Tari tak mengeluarkan lisan apapun lagi, ia bangun berjalan keluar kamar tanpa peduli lagi dengan panggilan Yudha. Setengah berlari Yudha mengejar Tari yang sudah sampai di pintu depan. 


"Ma, nggak usah marah. Ayok, Abang antar ke Terminal."


Tari mengibaskan tanganya menolak tawaran Yudha. Namun akhirnya, ia menerima tawaran itu karena sebuah keter-paksaan, tidak ingin menimbulkan keributan di pagi begini.


"Mas Yudha, mau ke mana?" 


Tari spontan menoleh, pun dengan orang yang dipanggil namanya.


"Mas?" ulangi Tari.
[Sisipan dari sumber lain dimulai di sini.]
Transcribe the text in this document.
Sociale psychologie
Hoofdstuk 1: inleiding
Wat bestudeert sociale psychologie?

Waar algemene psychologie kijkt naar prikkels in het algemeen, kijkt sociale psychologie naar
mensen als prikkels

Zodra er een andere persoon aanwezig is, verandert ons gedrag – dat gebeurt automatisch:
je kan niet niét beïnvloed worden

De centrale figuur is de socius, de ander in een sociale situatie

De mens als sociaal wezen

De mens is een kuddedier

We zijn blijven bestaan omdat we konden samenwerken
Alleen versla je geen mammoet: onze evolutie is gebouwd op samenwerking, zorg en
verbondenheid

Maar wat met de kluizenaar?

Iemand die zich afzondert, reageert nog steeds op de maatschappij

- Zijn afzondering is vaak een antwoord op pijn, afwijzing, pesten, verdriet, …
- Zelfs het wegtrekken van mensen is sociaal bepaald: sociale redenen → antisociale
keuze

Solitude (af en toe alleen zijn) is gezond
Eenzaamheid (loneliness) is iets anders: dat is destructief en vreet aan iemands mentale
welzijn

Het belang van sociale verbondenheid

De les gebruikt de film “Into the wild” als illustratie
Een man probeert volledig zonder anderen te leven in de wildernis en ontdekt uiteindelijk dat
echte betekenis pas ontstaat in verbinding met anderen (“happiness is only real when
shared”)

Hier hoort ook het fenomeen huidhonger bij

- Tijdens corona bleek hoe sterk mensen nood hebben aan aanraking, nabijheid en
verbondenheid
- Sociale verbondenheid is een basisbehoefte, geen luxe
Rasanya mual sekali mendengar Randy memanggil suaminya dengan sebutan 'Mas'. Sehari semalam menginap, baru pagi ini Tari tahu bahwa suaminya dipanggil dengan sebutan itu. Tari memilih terserah, ada hal lebih penting daripada memikirkan itu, meski tak dipungkiri tergangu juga.


"Kak, tunggu di rumah ya? Aku mau antar Tari dulu ke terminal, dia mau pulang ke Solo." Setelah menyahuti Randy, Yudha buru-buru membawa Tari masuk ke dalam mobil.


Pikiran kalut membuat Tari tak mengeluarkan suara ketika berada di dalam mobil, pun dengan Yudha yang sepertinya menjaga pembicaraan. Walhasil, sepanjang perjalanan hanya bisa dihitung dengan jari kata yang mereka keluarkan.


"Kayaknya Mama nggak tertarik ngomong sama Abang." Akhirnya Yudha mengelurkan juga pertanyaan sesampainya mereka di terminal.


"Tari harus ngomong apa, Bang? Bukannya Abang yang kayaknya nggak tertarik ngomong sama Tari?" Telak, pertanyaan balik yang Tari lontarkan sampai Yudha terdiam bersama riak wajah tak mengenakan.


Hanya sampai di sini Yudha mengantar istrinya itu. Kini, Tari pergi seorang diri tanpa Yudha menemani. Bukan tidak sakit, tapi … ya sudahlah.


Datang ke Solo, Tari langsung menuju rumah sakit di mana ayahnya sedang terbaring dalam keadaan kritis.


Namun, baru dua jam berada di sana kabar duka menyambutnya.  Sang Ayah berpulang ke Hariban Ilahi setelah kritis selama 4 jam.


Lengkap sudah kesedihan hati Tari hari ini. Dalam keadaan kalang-kabut begitu ia menghubungi suaminya untuk mengabarkan kepergian ayahnya, tapi suaminya itu justru tak menerima telepon, lebih parah tidak bisa dihubungi di detik berikutnya.


Menyungai air mata Tari akan kekecewaan yang ia terima untuk kesekian kali.